Notre elfe s’assit au comptoir et commanda une bière Kaedwenne, un breuvage beaucoup plus assimilable que ce
que buvait la majorité ; elle réserva également une chambre. Un homme
semblait jouer de malchance dans ses paris au pugilat. Au bout d’un moment il
décida de tenter sa chance auprès de l’elfe. Il s’assit à sa droite et sorti
dans le plus pur raffinement qui le caractérisait :
« C’est combien pour une nuit ? »
L’elfe ne prit même pas la peine de détourner le
regard de sa pinte. Elle répondit sur un ton calme :
« - Allez au sous-sol, il y a sûrement plein de
filles qui accepteront vos orins…
- Oui, mais au sous-sol y a pas d’oreilles
pointues ! » dit-il en passant ouvertement sa langue sur ses lèvres
gercées par le froid.
L’elfe but une autre gorgée et enleva discrètement sa
main gauche du comptoir, la ramenant sur sa cuisse gauche. L’homme quant à lui
osa effleurer la chevelure acajou de la tueuse… Cette dernière, faisant mine d’ignorer la main
du goujat, repoussa violement la paume de sa main gauche vers l’arrière.

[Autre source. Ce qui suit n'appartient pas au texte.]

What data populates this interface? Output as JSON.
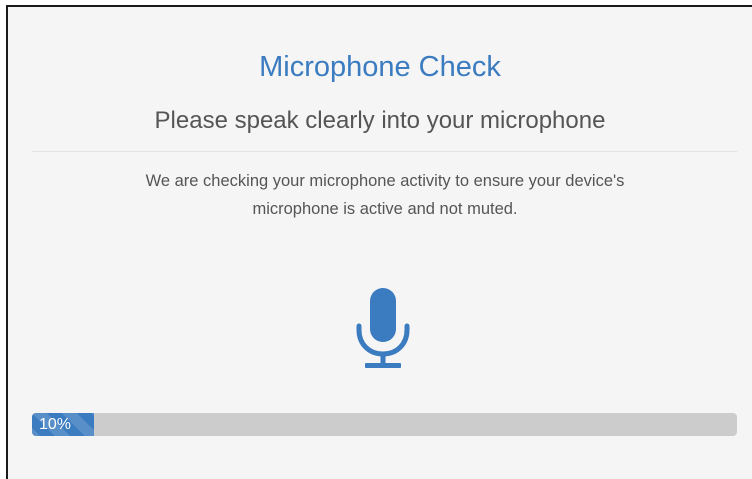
{
  "header": {
    "title": "Microphone Check",
    "subtitle": "Please speak clearly into your microphone"
  },
  "body": {
    "description_line1": "We are checking your microphone activity to ensure your device's",
    "description_line2": "microphone is active and not muted."
  },
  "icon": {
    "name": "microphone-icon",
    "color": "#3b7bbf"
  },
  "progress": {
    "value": 10,
    "label": "10%",
    "fill_color": "#3b7bbf",
    "track_color": "#cccccc"
  },
  "colors": {
    "accent": "#3b7bbf",
    "text": "#555555",
    "background": "#f5f5f5"
  }
}
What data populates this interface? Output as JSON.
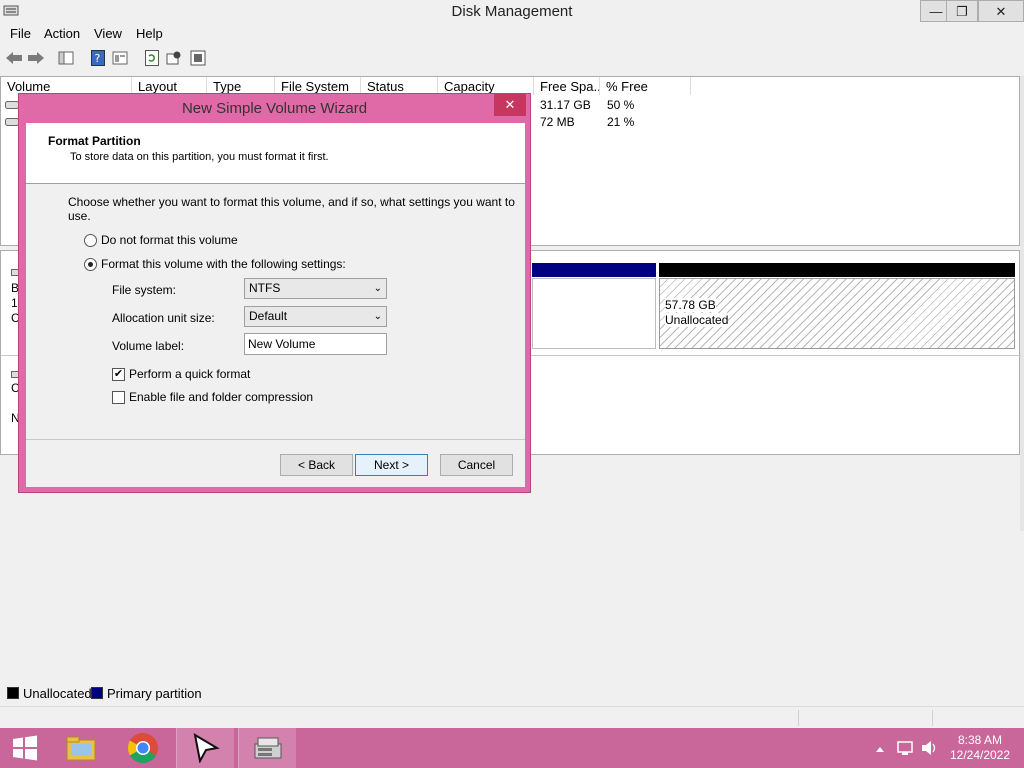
{
  "window": {
    "title": "Disk Management",
    "minimize": "—",
    "maximize": "❐",
    "close": "✕"
  },
  "menu": [
    "File",
    "Action",
    "View",
    "Help"
  ],
  "toolbar_icons": [
    "back-arrow-icon",
    "forward-arrow-icon",
    "console-tree-icon",
    "help-icon",
    "properties-icon",
    "refresh-icon",
    "rescan-icon",
    "settings-icon"
  ],
  "volume_list": {
    "columns": [
      "Volume",
      "Layout",
      "Type",
      "File System",
      "Status",
      "Capacity",
      "Free Spa...",
      "% Free"
    ],
    "rows": [
      {
        "free": "31.17 GB",
        "pct": "50 %"
      },
      {
        "free": "72 MB",
        "pct": "21 %"
      }
    ]
  },
  "disk_view": {
    "left_fragments": [
      "B",
      "1",
      "C",
      "C",
      "N"
    ],
    "unallocated_size": "57.78 GB",
    "unallocated_label": "Unallocated"
  },
  "legend": {
    "unallocated": "Unallocated",
    "primary": "Primary partition",
    "colors": {
      "unallocated": "#000000",
      "primary": "#000080"
    }
  },
  "wizard": {
    "title": "New Simple Volume Wizard",
    "close": "✕",
    "header_title": "Format Partition",
    "header_sub": "To store data on this partition, you must format it first.",
    "instruction": "Choose whether you want to format this volume, and if so, what settings you want to use.",
    "option_no_format": "Do not format this volume",
    "option_format": "Format this volume with the following settings:",
    "file_system_label": "File system:",
    "file_system_value": "NTFS",
    "alloc_label": "Allocation unit size:",
    "alloc_value": "Default",
    "volume_label_label": "Volume label:",
    "volume_label_value": "New Volume",
    "quick_format": "Perform a quick format",
    "quick_format_checked": true,
    "compression": "Enable file and folder compression",
    "compression_checked": false,
    "back": "< Back",
    "next": "Next >",
    "cancel": "Cancel"
  },
  "taskbar": {
    "start": "start-icon",
    "apps": [
      "file-explorer-icon",
      "chrome-icon",
      "cursor-app-icon",
      "disk-management-icon"
    ],
    "time": "8:38 AM",
    "date": "12/24/2022"
  }
}
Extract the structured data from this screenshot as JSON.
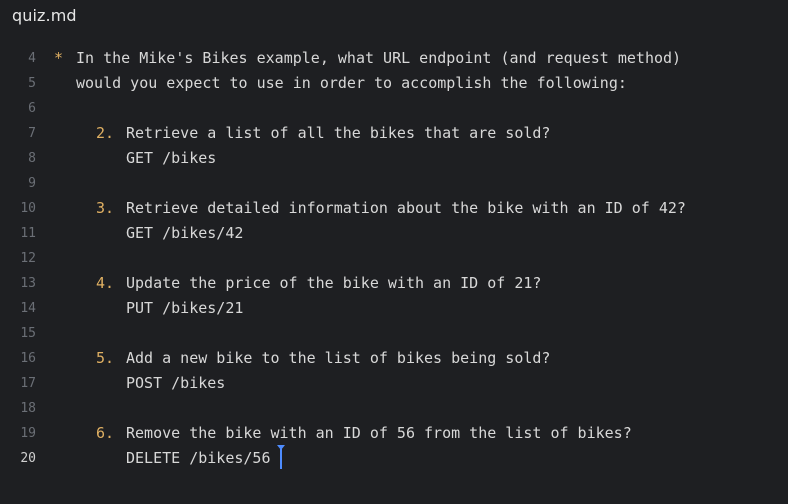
{
  "window": {
    "filename": "quiz.md"
  },
  "editor": {
    "lines": [
      {
        "number": "4",
        "bullet": "*",
        "text": "In the Mike's Bikes example, what URL endpoint (and request method)"
      },
      {
        "number": "5",
        "bullet": "",
        "text": "would you expect to use in order to accomplish the following:"
      },
      {
        "number": "6",
        "bullet": "",
        "text": ""
      },
      {
        "number": "7",
        "bullet": "2.",
        "text": "Retrieve a list of all the bikes that are sold?"
      },
      {
        "number": "8",
        "bullet": "",
        "text": "GET /bikes"
      },
      {
        "number": "9",
        "bullet": "",
        "text": ""
      },
      {
        "number": "10",
        "bullet": "3.",
        "text": "Retrieve detailed information about the bike with an ID of 42?"
      },
      {
        "number": "11",
        "bullet": "",
        "text": "GET /bikes/42"
      },
      {
        "number": "12",
        "bullet": "",
        "text": ""
      },
      {
        "number": "13",
        "bullet": "4.",
        "text": "Update the price of the bike with an ID of 21?"
      },
      {
        "number": "14",
        "bullet": "",
        "text": "PUT /bikes/21"
      },
      {
        "number": "15",
        "bullet": "",
        "text": ""
      },
      {
        "number": "16",
        "bullet": "5.",
        "text": "Add a new bike to the list of bikes being sold?"
      },
      {
        "number": "17",
        "bullet": "",
        "text": "POST /bikes"
      },
      {
        "number": "18",
        "bullet": "",
        "text": ""
      },
      {
        "number": "19",
        "bullet": "6.",
        "text": "Remove the bike with an ID of 56 from the list of bikes?"
      },
      {
        "number": "20",
        "bullet": "",
        "text": "DELETE /bikes/56"
      }
    ],
    "active_line": "20"
  },
  "colors": {
    "background": "#1e1f22",
    "text": "#d8d8d8",
    "line_number": "#6b6f76",
    "accent": "#e0b063",
    "caret": "#4e8cff"
  }
}
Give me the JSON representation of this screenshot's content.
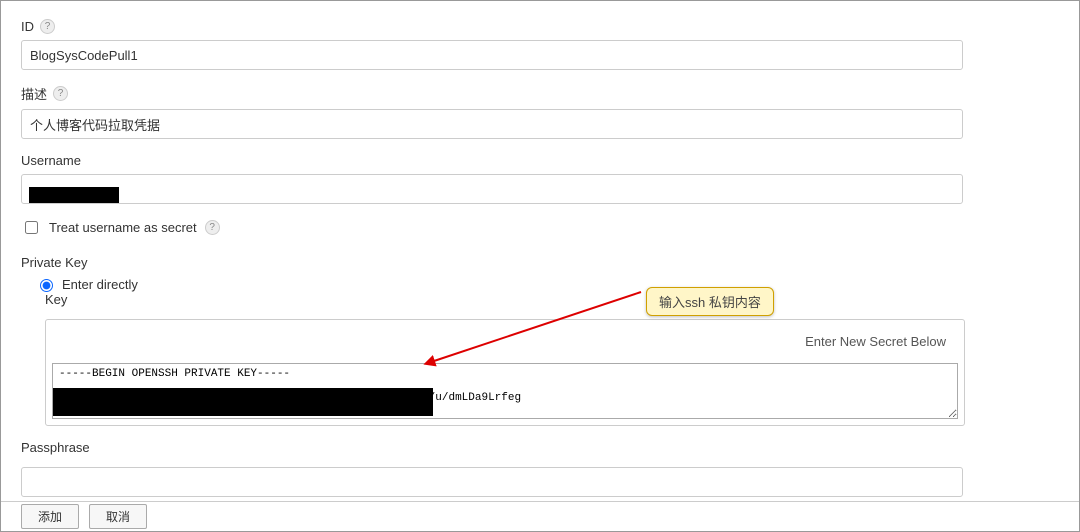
{
  "fields": {
    "id": {
      "label": "ID",
      "value": "BlogSysCodePull1"
    },
    "desc": {
      "label": "描述",
      "value": "个人博客代码拉取凭据"
    },
    "username": {
      "label": "Username",
      "value": ""
    },
    "treatSecret": {
      "label": "Treat username as secret"
    },
    "privateKey": {
      "label": "Private Key",
      "mode": "Enter directly",
      "keyLabel": "Key",
      "hint": "Enter New Secret Below",
      "content": "-----BEGIN OPENSSH PRIVATE KEY-----\n\nSwAAAAtzc2gtZWQyNTUxOQAAACDnWQ7Hxfzj4oi+c6ijLkovwiTf8Ck//u/dmLDa9Lrfeg"
    },
    "passphrase": {
      "label": "Passphrase",
      "value": ""
    }
  },
  "callout": {
    "text": "输入ssh 私钥内容"
  },
  "buttons": {
    "add": "添加",
    "cancel": "取消"
  }
}
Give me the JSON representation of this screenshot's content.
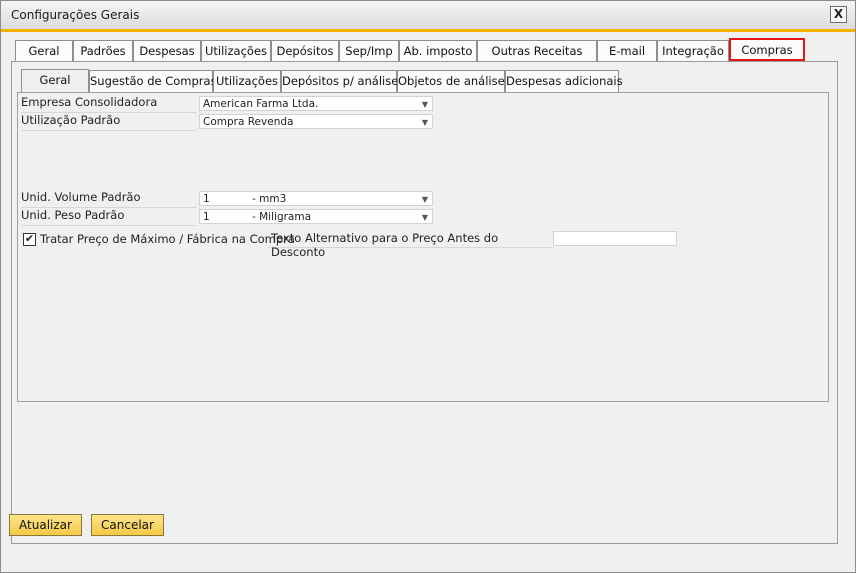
{
  "window": {
    "title": "Configurações Gerais",
    "close_label": "X"
  },
  "main_tabs": [
    {
      "label": "Geral"
    },
    {
      "label": "Padrões"
    },
    {
      "label": "Despesas"
    },
    {
      "label": "Utilizações"
    },
    {
      "label": "Depósitos"
    },
    {
      "label": "Sep/Imp"
    },
    {
      "label": "Ab. imposto"
    },
    {
      "label": "Outras Receitas"
    },
    {
      "label": "E-mail"
    },
    {
      "label": "Integração"
    },
    {
      "label": "Compras"
    }
  ],
  "sub_tabs": [
    {
      "label": "Geral"
    },
    {
      "label": "Sugestão de Compras"
    },
    {
      "label": "Utilizações"
    },
    {
      "label": "Depósitos p/ análise"
    },
    {
      "label": "Objetos de análise"
    },
    {
      "label": "Despesas adicionais"
    }
  ],
  "form": {
    "empresa": {
      "label": "Empresa Consolidadora",
      "value": "American Farma Ltda."
    },
    "utilizacao": {
      "label": "Utilização Padrão",
      "value": "Compra Revenda"
    },
    "volume": {
      "label": "Unid. Volume Padrão",
      "qty": "1",
      "unit": "- mm3"
    },
    "peso": {
      "label": "Unid. Peso Padrão",
      "qty": "1",
      "unit": "- Miligrama"
    },
    "tratar_preco": {
      "label": "Tratar Preço de Máximo / Fábrica na Compra",
      "checked_glyph": "✔"
    },
    "texto_alternativo": {
      "label": "Texto Alternativo para o Preço Antes do Desconto",
      "value": ""
    }
  },
  "buttons": {
    "update": "Atualizar",
    "cancel": "Cancelar"
  },
  "icons": {
    "dropdown": "chevron-down-icon",
    "close": "close-icon",
    "check": "checkmark-icon"
  },
  "colors": {
    "accent": "#f2b200",
    "highlight": "#e3151b",
    "button": "#f6c946"
  }
}
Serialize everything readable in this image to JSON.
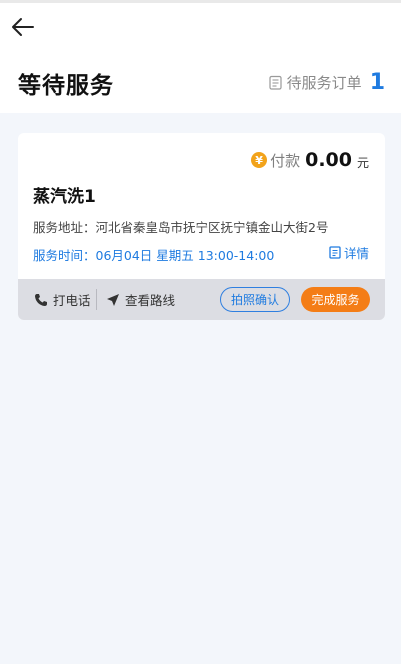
{
  "header": {
    "title": "等待服务",
    "back_icon": "arrow-left-icon",
    "pending_label": "待服务订单",
    "pending_count": "1",
    "pending_icon": "clipboard-icon"
  },
  "order": {
    "pay_icon": "yen-coin-icon",
    "pay_icon_glyph": "¥",
    "pay_label": "付款",
    "pay_amount": "0.00",
    "pay_unit": "元",
    "service_name": "蒸汽洗1",
    "address": "服务地址：河北省秦皇岛市抚宁区抚宁镇金山大街2号",
    "time": "服务时间：06月04日 星期五 13:00-14:00",
    "detail_label": "详情",
    "detail_icon": "document-icon"
  },
  "actions": {
    "call_label": "打电话",
    "call_icon": "phone-icon",
    "route_label": "查看路线",
    "route_icon": "navigation-arrow-icon",
    "photo_confirm_label": "拍照确认",
    "complete_label": "完成服务"
  },
  "colors": {
    "accent_blue": "#1f7be0",
    "accent_orange": "#f47d16",
    "coin": "#f2a31b",
    "background": "#f3f6fb",
    "action_bar": "#dcdde3"
  }
}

Aussitôt, la tablée où était assis l’auditoire du barde vola dans les airs. Le
rustre détourna son attention de l’Elfe, lui laissant le temps d’agir :
elle s’éclipsa discrètement et puis gravit rapidement les escaliers qui la
séparaient du premier étage. Au cours de sa longue expérience elle avait appris
à éviter au maximum les ennuis, et surtout à ne jamais laisser transparaître sa
supériorité. Toujours laisser croire à l’ennemi qu’il a l’avantage pour mieux
le prendre au dépourvu. Mais c’était sans compter sur la promptitude du rustre
qui la poursuivi. A l’étage il la suivit le plus discrètement possible dans le
couloir issu de l’escalier, puis dans un autre à angle droit. Au tiers de ce
dernier, l’elfe stoppa net, mais sans se retourner. L’homme laissa alors
transparaître toute sa virilité dans sa phrase :
« Tu as donc compris que les elfes n’ont pas le
choix. Ce soir tu vas voir ce que c’est qu’un homme, un vrai. Je suis très
différent de tes faiblards de congénères ». Il continua à avancer vers
l’elfe qui ne pipait mot. Elle se détendit, l’homme se pensa vainqueur. Quand
il arriva à moins de deux pieds de l’elfe, elle dit, sur un ton toujours aussi
froid qui le glaça jusqu’à l’os :
« C’est moi qui vais te tailler les oreilles en
pointes ! »
Une seconde plus tard l’homme avait une courte épée
plantée dans le bas-ventre. Puis l’assassin dégagea en un tour de main la lame
elfique et trancha la carotide du malheureux, coupant court à ses gémissements
qui n’avaient plus rien de viril. Elle plaça rapidement sa main gauche sur la
gorge de l’homme qui était encore vivant, pour réduire le saignement
susceptible de la trahir. Après avoir rengainé son coutelas, elle se saisit de
la clef de la chambre attachée à la ceinture de l’homme, ouvrit la chambre n°8
et y jeta sa victime avec une force insoupçonnée. Elle verrouilla la porte à
double tour et s’en alla vers sa propre chambre d’un pas décidé. L’homme eu le
temps de méditer les conséquences de son acte pendant de très longues minutes,
qui lui parurent une éternité.
Les rayons du soleil percèrent à travers les épais
carreaux de la fenêtre. L’elfe était levée depuis un petit bout de temps et
commençait à se vêtir. Elle ne portait point de cotte de maille et leur
préférait une simple cuirasse en cuir ainsi qu’une paire de chausses de la même
matière. Enfin elle enfila une mante vert sapin et recouvra sa longue chevelure
du capuchon. La chambre ayant été payée la veille, elle put se permettre de ne
pas ressortir par l’entrée principale : la neige fraiche amortit son saut
du premier étage, derrière elle la fenêtre restait grande ouverte. Elle se
dirigea d’un pas décidé vers la hutte du bourgmestre. A la lueur du soleil
fraîchement levé elle examinait les contrats disposés sur le mur, à la
recherche du nom de Marcus Vertz, néanmoins ce n’était pas la cible mais
le commanditaire qu’elle s’échinait à trouver. Un de ses contacts lui avait
conseillé de traiter avec lui. Il offrait un contrat à 350 orins, une coquette
somme. Contrairement aux autres contrats, Marcus souhaitait rencontrer en
personne ses futurs employés, il était précisé sur l’affiche qu’on pouvait le
rencontrer au sous-sol du « Poney Fringant » tous les soirs.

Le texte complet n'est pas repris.